O Governo português já tinha conseguido contactar, ontem à tarde, cem portugueses a residir no Japão e estavam todos bem. Dos quatro portugueses que estão na zona mais afectada, apenas uma tinha sido contactada. O gabinete do secretário de Estado das Comunidades indicou à Lusa que estaria a tentar, por todos os meios, contactar os outros três.

Foi o oposto do Haiti

Em Tóquio, o sismo acabou por não provocar os estragos que seriam de esperar após um sismo de 8,9 na escala de Richter. O sismo de 7,0 ocorrido em Janeiro passado no Haiti arrasou - literalmente - o país e provocou entre 95 mil e 220 mil mortos. No Japão, estas estatísticas são muito inferiores. A maioria das vítimas perdeu a vida no tsunami e não no sismo, e a isso não é alheio o facto de o país estar bem preparado para enfrentar este tipo de catástrofes.
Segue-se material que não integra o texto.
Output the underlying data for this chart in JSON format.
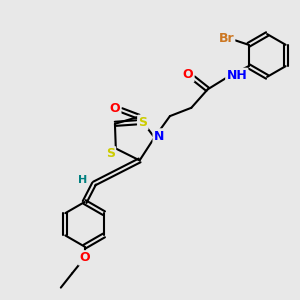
{
  "background_color": "#e8e8e8",
  "bond_color": "#000000",
  "atom_colors": {
    "Br": "#cc7722",
    "O": "#ff0000",
    "N": "#0000ff",
    "S": "#cccc00",
    "H_teal": "#008080",
    "C": "#000000"
  },
  "font_size_atoms": 9,
  "fig_size": [
    3.0,
    3.0
  ],
  "dpi": 100
}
Na capital o abalo prolongou-se mais do que o costume. O mundo inteiro viu imagens das pessoas a fugirem dos edifícios de escritórios na baixa de Tóquio em direcção à rua, em busca de lugares mais desafogados, como parques e praças. Um edifício onde 600 estudantes participavam numa cerimónia de entrega de diplomas desmoronou-se, provocando pelo menos 20 feridos.

"Fomos sacudidos tão violentamente que foi preciso baixarmo-nos para não cair", disse uma responsável do município de Kurihara à AFP.

O sismo e tsunami fizeram o país parar. No aeroporto internacional de Narita, a 50 quilómetros de Tóquio, foram suspensos todos os voos. Os transportes ferroviários e rodoviários foram interrompidos em grande parte do arquipélago, especialmente em Tóquio, bloqueando milhões de pessoas que "tomaram de assalto" os hotéis da cidade. Os comboios-expresso Shinkansen pararam em todo o Nordeste e as auto-estradas da região de Tóquio foram encerradas poucos minutos depois do primeiro abalo.

O primeiro-ministro Naoto Kan falou ao país pouco após o sismo, lamentando o sucedido e oferecendo as suas condolências às vítimas.

A comunidade internacional rapidamente ofereceu apoio. A ONU enviou equipas de socorro para o local e a União Europeia e os EUA ofereceram ajuda. O Japão pediu, aliás, apoio às forças dos EUA estacionadas no arquipélago para o resgate das vítimas. O Presidente americano, Barack Obama, e a sua mulher, Michelle, foram dos primeiros a transmitir as suas condolências e a oferecer assistência.

O Presidente da República, Aníbal Cavaco Silva, enviou uma mensagem de condolências ao Imperador Akihito pelas vítimas do sismo e do tsunami, manifestando a "muito sentida solidariedade" dos portugueses.

O Japão assenta numa perigosa região sísmica, onde as placas tectónicas se encavalitam. Estas zonas de subducção (onde uma das placas desliza para debaixo da outra) são das mais perigosas do ponto de vista da formação de tsunamis. E foi precisamente isso que aconteceu.